Ce matin, l’ordre du jour de l’Assemblée nationale avait de quoi inquiéter les défenseurs de la liberté d’installation : les députés devaient discuter une proposition de loi du centriste Philippe Vigier visant à obliger les jeunes médecins à exercer trois ans dans une zone sous-dotée en début de carrière. Mais les parlementaires ont voté contre ce texte, estimant que la contrainte n’était pas l’arme la plus adaptée contre les déserts médicaux. En prime, la ministre de la Santé a annoncé à l’occasion du débat une augmentation substantielle du numerus clausus.

A la tribune, Marisol Touraine a dénoncé « l’inefficacité » des « mesures coercitives » proposées par Philippe Vigier, indique l’AFP. S’en est suivi un scrutin sans appel : à 42 voix contre 14, les députés refusé le dispositif contraignant tant décrié par la profession. La liberté d’installation est sauve !

Un bol d’air pour les Paces

Mais ce n’est pas tout. Car aux mesures coercitives, la ministre a dit préférer la « politique forte, volontariste et innovante » menée depuis 2012, et dont le maître-mot est l'incitation. Et pour mieux appuyer son propos, elle a annoncé que le numerus clausus serait gonflé « de 478 places dans 22 facultés, soit une augmentation de 11 % ».

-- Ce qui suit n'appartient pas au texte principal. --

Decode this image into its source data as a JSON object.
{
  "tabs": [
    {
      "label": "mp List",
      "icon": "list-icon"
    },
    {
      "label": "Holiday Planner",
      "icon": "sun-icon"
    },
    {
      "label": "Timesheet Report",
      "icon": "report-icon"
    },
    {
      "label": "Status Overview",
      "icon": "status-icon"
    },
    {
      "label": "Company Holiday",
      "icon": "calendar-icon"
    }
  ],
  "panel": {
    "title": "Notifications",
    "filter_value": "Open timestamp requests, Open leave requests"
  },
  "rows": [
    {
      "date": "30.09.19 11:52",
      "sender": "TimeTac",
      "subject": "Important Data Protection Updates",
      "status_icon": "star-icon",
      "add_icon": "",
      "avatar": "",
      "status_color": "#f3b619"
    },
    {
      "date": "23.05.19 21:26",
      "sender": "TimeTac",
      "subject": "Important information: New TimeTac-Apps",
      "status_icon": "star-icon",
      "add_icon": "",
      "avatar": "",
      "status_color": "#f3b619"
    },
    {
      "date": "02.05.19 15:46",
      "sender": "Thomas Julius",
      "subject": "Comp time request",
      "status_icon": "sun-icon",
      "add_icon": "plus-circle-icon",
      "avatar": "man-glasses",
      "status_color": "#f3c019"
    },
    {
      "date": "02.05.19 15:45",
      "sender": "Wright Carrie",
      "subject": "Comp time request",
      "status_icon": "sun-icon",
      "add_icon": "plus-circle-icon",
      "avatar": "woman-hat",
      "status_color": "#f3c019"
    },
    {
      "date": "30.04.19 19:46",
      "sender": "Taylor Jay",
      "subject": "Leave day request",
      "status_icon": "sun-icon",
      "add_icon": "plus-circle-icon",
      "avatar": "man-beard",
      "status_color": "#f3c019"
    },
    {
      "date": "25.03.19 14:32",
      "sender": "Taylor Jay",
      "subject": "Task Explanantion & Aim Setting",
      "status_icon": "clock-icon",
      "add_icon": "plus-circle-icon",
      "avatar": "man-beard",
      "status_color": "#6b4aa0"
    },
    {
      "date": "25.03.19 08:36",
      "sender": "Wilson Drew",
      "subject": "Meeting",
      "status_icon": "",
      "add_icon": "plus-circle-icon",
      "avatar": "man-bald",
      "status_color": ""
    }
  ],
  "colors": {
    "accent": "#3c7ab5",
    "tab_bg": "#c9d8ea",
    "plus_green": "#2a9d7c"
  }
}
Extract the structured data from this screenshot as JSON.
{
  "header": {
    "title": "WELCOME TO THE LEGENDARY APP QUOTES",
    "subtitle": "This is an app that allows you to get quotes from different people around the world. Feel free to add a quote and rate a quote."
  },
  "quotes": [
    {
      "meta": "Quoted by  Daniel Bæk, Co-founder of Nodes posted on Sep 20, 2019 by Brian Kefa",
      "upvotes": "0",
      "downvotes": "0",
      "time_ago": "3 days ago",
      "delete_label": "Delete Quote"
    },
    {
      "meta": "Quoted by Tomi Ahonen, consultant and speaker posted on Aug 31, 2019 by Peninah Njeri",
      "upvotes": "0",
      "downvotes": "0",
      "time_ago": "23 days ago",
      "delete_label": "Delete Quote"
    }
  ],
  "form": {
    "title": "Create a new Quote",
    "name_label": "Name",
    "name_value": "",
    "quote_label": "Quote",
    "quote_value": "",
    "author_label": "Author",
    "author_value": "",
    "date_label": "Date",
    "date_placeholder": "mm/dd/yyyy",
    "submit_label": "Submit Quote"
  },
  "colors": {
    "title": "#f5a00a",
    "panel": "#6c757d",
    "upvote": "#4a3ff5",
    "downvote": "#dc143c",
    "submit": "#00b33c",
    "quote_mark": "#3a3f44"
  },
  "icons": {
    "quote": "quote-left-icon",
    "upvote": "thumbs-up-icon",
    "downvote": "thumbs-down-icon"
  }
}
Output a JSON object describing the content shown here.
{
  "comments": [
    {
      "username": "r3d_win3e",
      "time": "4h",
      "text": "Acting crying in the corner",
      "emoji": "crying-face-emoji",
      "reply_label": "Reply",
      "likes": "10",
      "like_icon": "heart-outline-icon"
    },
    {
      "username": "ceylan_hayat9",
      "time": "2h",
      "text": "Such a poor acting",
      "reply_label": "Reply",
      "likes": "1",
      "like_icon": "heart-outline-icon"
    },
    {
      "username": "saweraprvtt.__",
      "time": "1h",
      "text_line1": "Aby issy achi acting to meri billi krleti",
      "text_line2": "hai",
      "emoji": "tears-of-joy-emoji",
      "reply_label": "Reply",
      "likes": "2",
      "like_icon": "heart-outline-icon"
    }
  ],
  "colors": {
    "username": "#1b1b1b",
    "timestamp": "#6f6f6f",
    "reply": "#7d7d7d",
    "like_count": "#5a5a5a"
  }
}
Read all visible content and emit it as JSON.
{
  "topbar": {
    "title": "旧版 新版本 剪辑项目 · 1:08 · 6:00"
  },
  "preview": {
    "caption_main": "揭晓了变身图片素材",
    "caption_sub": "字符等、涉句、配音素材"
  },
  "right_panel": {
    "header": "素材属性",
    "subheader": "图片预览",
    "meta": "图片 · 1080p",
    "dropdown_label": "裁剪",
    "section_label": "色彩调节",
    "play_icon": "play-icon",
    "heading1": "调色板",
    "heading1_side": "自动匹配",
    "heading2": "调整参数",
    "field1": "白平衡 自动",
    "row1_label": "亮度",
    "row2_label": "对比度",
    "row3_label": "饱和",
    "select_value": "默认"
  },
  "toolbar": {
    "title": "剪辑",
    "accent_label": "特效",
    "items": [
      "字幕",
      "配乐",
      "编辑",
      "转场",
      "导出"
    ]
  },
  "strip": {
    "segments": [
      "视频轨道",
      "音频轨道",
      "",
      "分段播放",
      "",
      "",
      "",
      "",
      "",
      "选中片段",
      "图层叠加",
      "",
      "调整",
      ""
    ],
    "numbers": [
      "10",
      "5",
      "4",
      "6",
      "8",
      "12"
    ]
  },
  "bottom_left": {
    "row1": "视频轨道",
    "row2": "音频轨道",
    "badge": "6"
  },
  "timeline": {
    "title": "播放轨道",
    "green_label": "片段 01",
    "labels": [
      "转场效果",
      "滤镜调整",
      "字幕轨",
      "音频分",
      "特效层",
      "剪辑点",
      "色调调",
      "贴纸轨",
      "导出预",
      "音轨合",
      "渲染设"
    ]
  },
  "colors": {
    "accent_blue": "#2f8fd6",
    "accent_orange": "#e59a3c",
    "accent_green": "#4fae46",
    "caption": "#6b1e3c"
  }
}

Que les étudiants qui triment actuellement en Paces calment tout de suite leur joie : leurs chances d’accéder à la P2 ne viennent pas subitement de grimper de 11 %. 478 places par rapport à un numerus clausus 2016 de 7646, cela fait en réalité 6 % d’augmentation. Le pourcentage cité par la ministre est ciblé sur les 22 facs qu’elle a mentionnées, dont la liste n’a pas encore été communiquée.

L’Anemf cache sa joie

Du côté de l’Association nationale des étudiants en médecine de France (Anemf), l’accueil de l’annonce ministérielle est au mieux tiède. « Le desserrement du numerus clausus figurait parmi les recommandations de la grande conférence de santé, et il fait partie des réponses à apporter », concède Antoine Oudin, président de l’association.

Mais le principal représentant des carabins a d’autres préoccupations. « La position de l’Anemf est claire : toute augmentation du numerus clausus doit tenir compte des capacités de formation », déclare Antoine Oudin. « Il est hors de question de former plus de médecins si c’est au détriment de la qualité de l’enseignement. »

En clair, l’Anemf demande à voir. « On sera vigilants », promet Antoine Oudin.